Also serving as a conduit and inspiration for Khaledi’s tastes were other collaborative projects that unfolded during the mid-century, in particular the Case Study Houses project. Commissioned by Arts and Architects Magazine between 1945 and 1966, the Case Study Houses were an experiment in residential housing. Arts and Architects commissioned some of the major architects of the time to design homes, mostly in Los Angeles, that would be efficient and affordable. Among those architects chosen were Richard Neutra, Charles and Ray Eames, and Craig Ellwood. These architects and a number of their contemporaries found inspiration in one another’s work under the auspices of this collaborative undertaking. Ruminating on this project, Khaledi wondered if he might be able to pull together some of Napa Valley’s brightest talents to help him create and further delineate the Ashes & Diamonds story. In fairly rapid succession, Khaledi brought on winemakers Dan Petroski (Larkmead, Massican), Diana Snowden-Seysses (Snowden Vineyard, Domaine Dujac), and Steve Matthiasson (Matthiasson) into the fold, as well as winegrowers, Bart and Daphne Araujo (Red Hen Vineyard, Rancho Pequeno Vineyard) and Lisa Chu (Saffron Vineyard), among others.

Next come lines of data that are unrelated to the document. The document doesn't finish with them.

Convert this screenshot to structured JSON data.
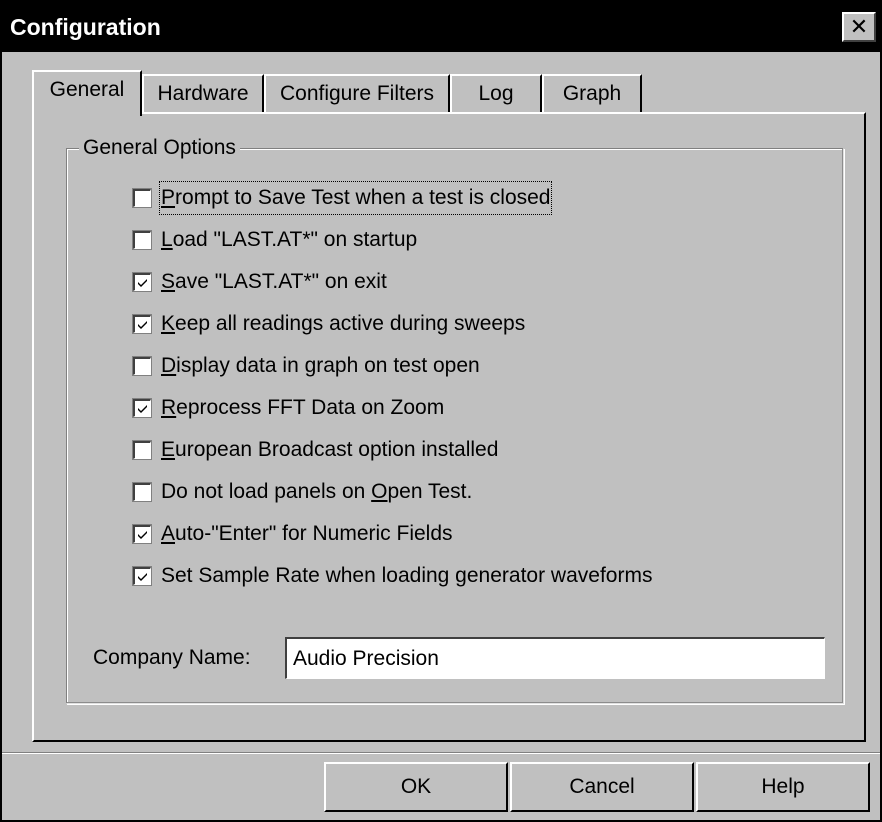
{
  "window": {
    "title": "Configuration",
    "close_glyph": "✕"
  },
  "tabs": [
    {
      "label": "General",
      "active": true
    },
    {
      "label": "Hardware",
      "active": false
    },
    {
      "label": "Configure Filters",
      "active": false
    },
    {
      "label": "Log",
      "active": false
    },
    {
      "label": "Graph",
      "active": false
    }
  ],
  "group": {
    "title": "General Options",
    "options": [
      {
        "pre": "",
        "ul": "P",
        "post": "rompt to Save Test  when a test is closed",
        "checked": false
      },
      {
        "pre": "",
        "ul": "L",
        "post": "oad \"LAST.AT*\" on startup",
        "checked": false
      },
      {
        "pre": "",
        "ul": "S",
        "post": "ave \"LAST.AT*\" on exit",
        "checked": true
      },
      {
        "pre": "",
        "ul": "K",
        "post": "eep all readings active during sweeps",
        "checked": true
      },
      {
        "pre": "",
        "ul": "D",
        "post": "isplay data in graph on test open",
        "checked": false
      },
      {
        "pre": "",
        "ul": "R",
        "post": "eprocess FFT Data on Zoom",
        "checked": true
      },
      {
        "pre": "",
        "ul": "E",
        "post": "uropean Broadcast option installed",
        "checked": false
      },
      {
        "pre": "Do not load panels on ",
        "ul": "O",
        "post": "pen Test.",
        "checked": false
      },
      {
        "pre": "",
        "ul": "A",
        "post": "uto-\"Enter\" for Numeric Fields",
        "checked": true
      },
      {
        "pre": "Set Sample Rate when loading generator waveforms",
        "ul": "",
        "post": "",
        "checked": true
      }
    ]
  },
  "company": {
    "label": "Company Name:",
    "value": "Audio Precision"
  },
  "buttons": {
    "ok": "OK",
    "cancel": "Cancel",
    "help": "Help"
  }
}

Steve Matthiasson proved to be a crucial contact early on. Because of Matthiasson’s extensive work as a vineyard consultant, as well, he was able to secure for Khaledi a number of superlative vineyard sources. Both men – heavily influenced by punk music and skateboarding – found in each other an affinity for collaborative efforts, for communal undertakings that leave a mark when its participants are all bringing their best to the table. “Growing up in the South Bay of Los Angeles, you get a standard issue surfboard and catalogue of SST Records bands,” Khaledi tells me. “As a teenager, my friends and I would treat our skateboards like surfboards and ‘bomb hills’ – essentially gunning down steep hills like a wave, carving out figure eights to temper our speeds. It got ugly when we fell. We had a van that would trail us, running interference so cars wouldn’t plow us, and we would blast all of the SST bands like Minutemen, Black Flag, and Descendents. When I learned Steve skated and was into those SST bands, it rained punk rock points in Napa Valley. I thought everyone in Napa Valley listened to Jimmy Buffet. And then when Steve said he makes wine like Minutemen’s ‘Corona’, I knew I HAD to work with him. Punk is about community, freedom, independence (DIY), equality and authenticity more than anything else. It transcends music. It’s not a clique. I take those principles pretty seriously as an adult and instill them in my everyday life – even at Ashes & Diamonds.”
Matthiasson’s Minutemen reference was a particularly powerful one for Khaledi, who had, over the years, become friends with Minutemen bassist, Mike Watt. “When I was finding my sea legs early on in my career at Grand Royal (Beastie Boys fanzine and record label), I met Mike Watt, and he would share his wisdom with me. He was this mythic figure that was still accessible and warm in a culture that was hardened.” Of his friendship with Khaledi, Minutemen’s Watt says, “What I really dig about Kashy Khaledi is the way he puts his heart into his work. It's inspiring for me. Our experiences working together have been true collaborations and situations he made happen opened up for me good shots at learning righteous stuff, while at the same time being a springboard for my own expression – a launch pad to get happening stuff lit and lifted off!”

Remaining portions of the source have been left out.